Интересно, думает ли Гру тоже о мертвецах, что, возможно, лежат на дне морском? Трупы, над которыми хорошо поработали крабы и макрель… после и человека признать нельзя. Да, мне кажется, думает. Здесь она такая же, как все. И в ее голове бродят мысли о мертвеце, который в любую минуту может выскользнуть из холодного мрака. Представляю мгновенную реакцию прессы. Какие будут газетные заголовки и какие несуразные интервью! Но труп не всплывет, нет, не появится. Не появился вчера и не появился сегодня. Со всей очевидностью, не появится и завтра. Потому что для большинства нас мертвый человек есть всего лишь воображение, наше представление о жестокости.

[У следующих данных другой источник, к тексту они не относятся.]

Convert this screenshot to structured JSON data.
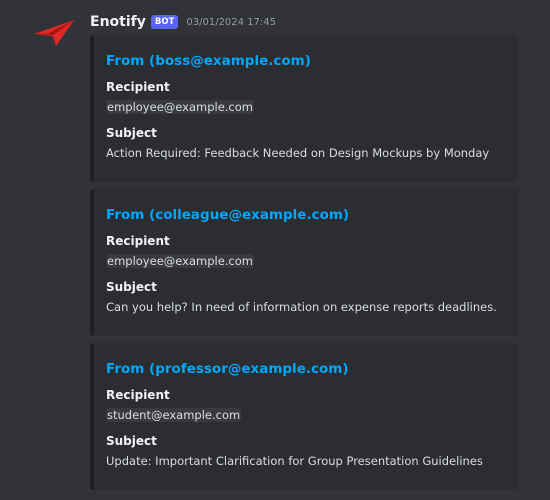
{
  "author": {
    "name": "Enotify",
    "badge": "BOT",
    "timestamp": "03/01/2024 17:45",
    "avatar_icon": "paper-plane-icon",
    "avatar_color": "#e02828"
  },
  "embeds": [
    {
      "title": "From (boss@example.com)",
      "recipient_label": "Recipient",
      "recipient": "employee@example.com",
      "subject_label": "Subject",
      "subject": "Action Required: Feedback Needed on Design Mockups by Monday"
    },
    {
      "title": "From (colleague@example.com)",
      "recipient_label": "Recipient",
      "recipient": "employee@example.com",
      "subject_label": "Subject",
      "subject": "Can you help? In need of information on expense reports deadlines."
    },
    {
      "title": "From (professor@example.com)",
      "recipient_label": "Recipient",
      "recipient": "student@example.com",
      "subject_label": "Subject",
      "subject": "Update: Important Clarification for Group Presentation Guidelines"
    }
  ],
  "colors": {
    "background": "#313338",
    "embed_background": "#2b2d31",
    "title_link": "#00a8fc",
    "badge": "#5865f2"
  }
}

Мы едем за тысячи километров с сетями или удочками, но страшное никогда не появляется на водной поверхности.

Чистка рыбы на каменистом берегу. Здесь Гру несравненна. Здесь проявляется ее профессия врача. Тихий дождик оседает блестящими жемчужинками на ее волосах, она же, не замечая ничего, с хирургической точностью орудует ножом: точно вонзает острие в рыбью глотку и одним махом распарывает брюхо, проведя разрез точно до жабр. Но следует заметить, не затронув желчного пузыря, этого вонючего зеленого изумрудного мешка. Теперь он в руках у Гру. Окрашенные кровью пальцы вырывают рыбьи потроха. Печень она сохраняет. Остальное выбрасывает в воду у берега, и жадные чайки тотчас набрасываются и хватают добычу, выкрикивая свое еиииа, еиииа, еиииа, еииа… они выделывают разные трюки, пытаются обеспечить на ближайшее будущее себе, каждая для себя, достойное пропитание.

В нашем мире не так. Особенно, когда правит Гру.

Крики и гам из консервативного лагеря — ну и что! Крылья ведь можно подрезать, а дикую птицу приручить.

Мне хочется поздороваться с ней и сказать, что я заодно с ней. Забыл о Рагнаре Лиене. Забыл о Ригемур Йельсен.

Но ненадолго. Слушающий Харри Эльстер неожиданно встал и вышел из комнаты. Из моего транзистора гремит сейчас рок самого невероятного толка. Я прикручиваю звук и иду назад к Эллен Лиен, но только удостоверившись, что у Ригемур Йельсен по-прежнему темно.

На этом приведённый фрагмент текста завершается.